Magnesium also has direct anti-depressant effects through its positive effects on serotonin, noradrenaline, and dopamine. Magnesium decreases the release of the master control stress hormone (ACTH) from the brain and probably reduces the resulting stress steroids from the adrenal gland from entering into the brain.

Magnesium was the earliest substance reported in the effective treatment of anxiety and depression in 1921 4. Further studies in the 60s confirmed the key role of magnesium deficiency in causing major depression.

Ongoing research in the field of magnesium and the brain all point towards the beneficial effects of magnesium. Toxicity is virtually impossible, as the body does not rely on magnesium-controlling mechanisms as with calcium, which are prone to failure. Only overt kidney failure can cause accumulation of magnesium above healthy levels. Of course, a massive overdose of magnesium given intravenously over a short time (I talked about this in How Does a Muscle Fail?) does cause death.

This two-part review of magnesium (last week’s post was mainly about cardiovascular disease) was written to highlight the role of magnesium in two of the major health issues facing mankind today. Cardiovascular disease and psychiatric disorders account for a huge proportion of suffering, death and cost in society today.

It is quite tenable that these diseases are rooted in our concurrent global calcium/magnesium imbalance epidemic.

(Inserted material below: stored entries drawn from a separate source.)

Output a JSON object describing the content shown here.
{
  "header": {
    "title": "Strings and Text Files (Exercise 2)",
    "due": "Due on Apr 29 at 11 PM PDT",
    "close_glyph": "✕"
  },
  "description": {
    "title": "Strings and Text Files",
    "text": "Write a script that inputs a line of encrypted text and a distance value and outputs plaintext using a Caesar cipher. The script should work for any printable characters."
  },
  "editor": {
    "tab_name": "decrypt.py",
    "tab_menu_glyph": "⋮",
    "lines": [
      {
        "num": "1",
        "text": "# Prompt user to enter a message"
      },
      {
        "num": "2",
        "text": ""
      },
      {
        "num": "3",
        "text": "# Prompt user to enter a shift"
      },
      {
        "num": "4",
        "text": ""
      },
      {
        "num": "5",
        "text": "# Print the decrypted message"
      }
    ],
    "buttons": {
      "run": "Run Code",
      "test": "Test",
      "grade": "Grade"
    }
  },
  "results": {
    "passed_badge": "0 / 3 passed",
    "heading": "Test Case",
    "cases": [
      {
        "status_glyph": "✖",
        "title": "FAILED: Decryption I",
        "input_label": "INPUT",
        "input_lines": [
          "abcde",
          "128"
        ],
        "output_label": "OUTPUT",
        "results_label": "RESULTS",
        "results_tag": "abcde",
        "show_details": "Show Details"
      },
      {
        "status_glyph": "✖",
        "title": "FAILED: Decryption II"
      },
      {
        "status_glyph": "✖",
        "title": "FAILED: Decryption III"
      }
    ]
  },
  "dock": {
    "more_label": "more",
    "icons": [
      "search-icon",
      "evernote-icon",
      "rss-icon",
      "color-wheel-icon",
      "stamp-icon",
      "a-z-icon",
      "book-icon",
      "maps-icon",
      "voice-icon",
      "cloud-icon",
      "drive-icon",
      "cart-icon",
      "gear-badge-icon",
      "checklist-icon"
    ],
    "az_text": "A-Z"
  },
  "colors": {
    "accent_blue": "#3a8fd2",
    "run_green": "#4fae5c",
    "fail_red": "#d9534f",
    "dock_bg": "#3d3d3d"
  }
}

I believe that the newly emerging chronic pain epidemic is another piece of this magnesium puzzle. This implies that it would be common to see hypertension, depression and chronic pain in one patient at the same time, particularly if none of these diseases were effectively treated.

Far from magnesium deficiency having a ridiculously long list of seemingly unrelated ailments blamed on it, on closer inspection, we see a pattern emerging of profound cellular dysfunction based on a magnesium deficit in the face of calcium overload translating into related system failures. It really does make sense when its presented from a systems perspective.

Researchers in the field of cancer are closing in on mitochondrial disease as a trigger for cancer cells to form. Watch that space to see if calcium shows up in the cast of suspected protagonists.

Silence From The Medical Mainstream 

I want to finish with a few questions that we should all be asking ourselves.

What would explain the deafening silence from the medical-industrial complex on the subject of magnesium?

Why do medical journals continue to prevent their authors from making outright recommendations for magnesium supplementation, instead, having them state that better diets for all are sufficient?

Could it be that magnesium has the potential to have a profound impact on our health, negating the need for a growing and expensive shopping list of drugs which only serve to exacerbate what is simply a nutritional deficiency?

The truth is that everyone will have different answers to these questions, and objective answers are hard to find. But if you have the chance to add an inexpensive and safe nutritional supplement to a healthy diet, with the benefit being improved health in many different areas, it seems to me that this particular question has an easy answer.